The corruption of Christendom

The Desire of the Nations - Amazon UK

Here’s the next instalment in my series summarising and assessing Oliver Donovan’s The Desire of the Nations: Rediscovering the Roots of Political Theology (CUP, 1996). Click here for other entries in the series.

Chapter Seven: The Redemption of Society (part two)

In the part of chapter seven, as we noted in a previous post, O’Donovan identifes four positive legacies of Christendom in Western culture:

1. Freedom (corresponding to advent and the gathering church)

2. Mercy in judgment (corresponding to the cross and the suffering church)

3. Natural rights (corresponding to restoration and the glad church)

4. Openness to speech (corresponding to the exaltation and the speaking church) 

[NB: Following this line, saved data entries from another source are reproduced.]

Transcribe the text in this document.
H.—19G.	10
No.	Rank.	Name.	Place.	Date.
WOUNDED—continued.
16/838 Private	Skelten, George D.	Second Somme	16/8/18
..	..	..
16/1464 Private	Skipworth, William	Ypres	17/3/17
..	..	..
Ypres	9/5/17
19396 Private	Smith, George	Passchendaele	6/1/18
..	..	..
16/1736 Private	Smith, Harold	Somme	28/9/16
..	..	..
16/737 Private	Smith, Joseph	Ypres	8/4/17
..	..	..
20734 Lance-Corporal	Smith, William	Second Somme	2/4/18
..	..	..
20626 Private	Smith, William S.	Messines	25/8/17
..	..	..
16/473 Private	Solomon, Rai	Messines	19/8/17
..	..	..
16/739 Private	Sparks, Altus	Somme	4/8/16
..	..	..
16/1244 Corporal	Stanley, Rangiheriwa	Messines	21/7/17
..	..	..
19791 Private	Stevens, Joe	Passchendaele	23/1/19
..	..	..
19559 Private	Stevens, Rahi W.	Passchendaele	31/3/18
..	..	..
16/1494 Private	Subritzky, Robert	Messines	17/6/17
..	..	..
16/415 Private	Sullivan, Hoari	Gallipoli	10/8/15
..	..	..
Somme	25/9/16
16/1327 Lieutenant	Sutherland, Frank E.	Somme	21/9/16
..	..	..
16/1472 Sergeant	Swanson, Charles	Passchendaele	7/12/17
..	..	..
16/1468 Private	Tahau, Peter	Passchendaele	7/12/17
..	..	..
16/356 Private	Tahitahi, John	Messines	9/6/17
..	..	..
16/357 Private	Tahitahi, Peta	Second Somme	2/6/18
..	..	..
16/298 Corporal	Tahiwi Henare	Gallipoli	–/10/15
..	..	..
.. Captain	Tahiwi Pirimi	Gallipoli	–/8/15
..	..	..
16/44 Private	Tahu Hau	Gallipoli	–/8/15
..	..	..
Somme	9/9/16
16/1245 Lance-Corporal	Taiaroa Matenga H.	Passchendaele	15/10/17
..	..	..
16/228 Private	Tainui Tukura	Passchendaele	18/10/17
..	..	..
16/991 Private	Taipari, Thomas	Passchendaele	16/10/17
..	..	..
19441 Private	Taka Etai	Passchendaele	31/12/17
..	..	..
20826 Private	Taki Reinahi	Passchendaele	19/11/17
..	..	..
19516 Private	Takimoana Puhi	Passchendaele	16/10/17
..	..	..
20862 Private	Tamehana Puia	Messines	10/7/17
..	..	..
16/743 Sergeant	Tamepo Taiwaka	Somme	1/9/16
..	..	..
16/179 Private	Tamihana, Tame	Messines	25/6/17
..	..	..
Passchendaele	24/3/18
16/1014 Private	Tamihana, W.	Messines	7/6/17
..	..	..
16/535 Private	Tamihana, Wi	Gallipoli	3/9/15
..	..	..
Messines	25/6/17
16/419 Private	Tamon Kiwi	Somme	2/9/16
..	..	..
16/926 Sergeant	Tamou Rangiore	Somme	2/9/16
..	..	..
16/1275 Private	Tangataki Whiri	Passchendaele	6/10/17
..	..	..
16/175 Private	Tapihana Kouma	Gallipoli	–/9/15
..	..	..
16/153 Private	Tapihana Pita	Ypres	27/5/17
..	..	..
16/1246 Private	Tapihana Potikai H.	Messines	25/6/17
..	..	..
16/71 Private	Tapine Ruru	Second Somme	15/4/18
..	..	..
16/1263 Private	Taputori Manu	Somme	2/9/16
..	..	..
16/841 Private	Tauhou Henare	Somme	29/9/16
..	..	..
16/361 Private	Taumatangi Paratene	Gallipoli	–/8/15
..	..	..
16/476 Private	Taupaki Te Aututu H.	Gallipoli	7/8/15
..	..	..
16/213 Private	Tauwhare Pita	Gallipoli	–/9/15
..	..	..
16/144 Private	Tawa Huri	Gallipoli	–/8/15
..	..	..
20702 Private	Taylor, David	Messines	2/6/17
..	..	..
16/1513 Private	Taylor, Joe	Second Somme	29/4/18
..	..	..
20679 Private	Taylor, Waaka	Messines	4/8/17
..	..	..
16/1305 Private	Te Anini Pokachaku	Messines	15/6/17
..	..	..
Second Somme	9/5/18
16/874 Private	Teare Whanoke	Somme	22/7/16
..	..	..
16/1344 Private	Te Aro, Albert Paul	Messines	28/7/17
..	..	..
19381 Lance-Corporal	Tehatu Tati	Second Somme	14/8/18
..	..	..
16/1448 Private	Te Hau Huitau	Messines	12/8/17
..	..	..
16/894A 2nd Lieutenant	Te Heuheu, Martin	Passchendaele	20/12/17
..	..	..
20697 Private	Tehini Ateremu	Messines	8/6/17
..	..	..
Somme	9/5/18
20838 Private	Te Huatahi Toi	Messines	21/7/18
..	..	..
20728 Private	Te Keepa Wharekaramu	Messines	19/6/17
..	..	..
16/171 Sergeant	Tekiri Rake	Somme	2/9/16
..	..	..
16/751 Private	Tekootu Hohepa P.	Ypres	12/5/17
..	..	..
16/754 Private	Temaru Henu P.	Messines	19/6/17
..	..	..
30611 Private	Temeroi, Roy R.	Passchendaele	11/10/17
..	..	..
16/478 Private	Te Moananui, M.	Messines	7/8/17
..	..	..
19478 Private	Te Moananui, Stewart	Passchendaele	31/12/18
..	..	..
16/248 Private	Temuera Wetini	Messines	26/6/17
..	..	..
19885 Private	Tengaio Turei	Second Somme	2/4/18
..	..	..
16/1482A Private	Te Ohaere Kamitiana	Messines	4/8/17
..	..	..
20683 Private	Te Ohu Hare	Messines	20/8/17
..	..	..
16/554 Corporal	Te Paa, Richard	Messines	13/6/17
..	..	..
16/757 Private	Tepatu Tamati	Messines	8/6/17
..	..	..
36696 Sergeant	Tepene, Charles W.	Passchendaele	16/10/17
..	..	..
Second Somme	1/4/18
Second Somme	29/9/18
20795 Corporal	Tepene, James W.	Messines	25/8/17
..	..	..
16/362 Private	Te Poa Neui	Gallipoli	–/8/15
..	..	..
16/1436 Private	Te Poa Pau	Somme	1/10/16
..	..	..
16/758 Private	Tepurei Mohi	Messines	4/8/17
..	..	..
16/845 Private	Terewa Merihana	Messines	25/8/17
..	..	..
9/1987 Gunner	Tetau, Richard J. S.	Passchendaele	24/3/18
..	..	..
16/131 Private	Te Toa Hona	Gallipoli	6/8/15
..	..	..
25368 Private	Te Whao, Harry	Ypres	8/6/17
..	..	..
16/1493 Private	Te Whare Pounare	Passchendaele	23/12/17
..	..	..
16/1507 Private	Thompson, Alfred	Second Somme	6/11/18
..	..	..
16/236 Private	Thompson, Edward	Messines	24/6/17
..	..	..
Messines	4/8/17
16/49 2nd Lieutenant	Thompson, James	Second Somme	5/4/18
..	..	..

These four legacies, however, have progressed in dangerous ways that bear the image not of Christ, but of Antichrist. O’Donovan entitles this section ‘Modernity and Menace’.

1. Absolute free choice

We break free not just from oppression, but from social constraint. Christians believe the individual is the measure of social good, but also that society is the measure of individual good. Modernity has replaced natural communities with communities of will. We are embarrassed by the sense of being owned by a family or a neighbour.

2. Suffering becomes unintelligible

There can be no duty to suffer death since in a contractual view of society the point is to ensure individual safety and well-being. Punishment furthers the agenda of someone else.

3. Natural rights become about self-preservation

Reconstructed from below, natural rights become about self-preservation. Since ‘nature’ has no teleology, natural rights become natural necessities (e.g. ‘we can’t buck the market’).

4. Language as the generator of reality

Modern society totalises speech. ‘Because the normal content of political communication, furthermore, has come to be the conflict of competing wills, speech has lost its orientation to deliberation on the common good, and has come to serve the assertion of competing interests.’ (282) We no longer deliberate, we spin.

This is the end of my chapter by chapter summary of The Desire of the Nations. In future posts I’ll offer some reflections by way of appraisal.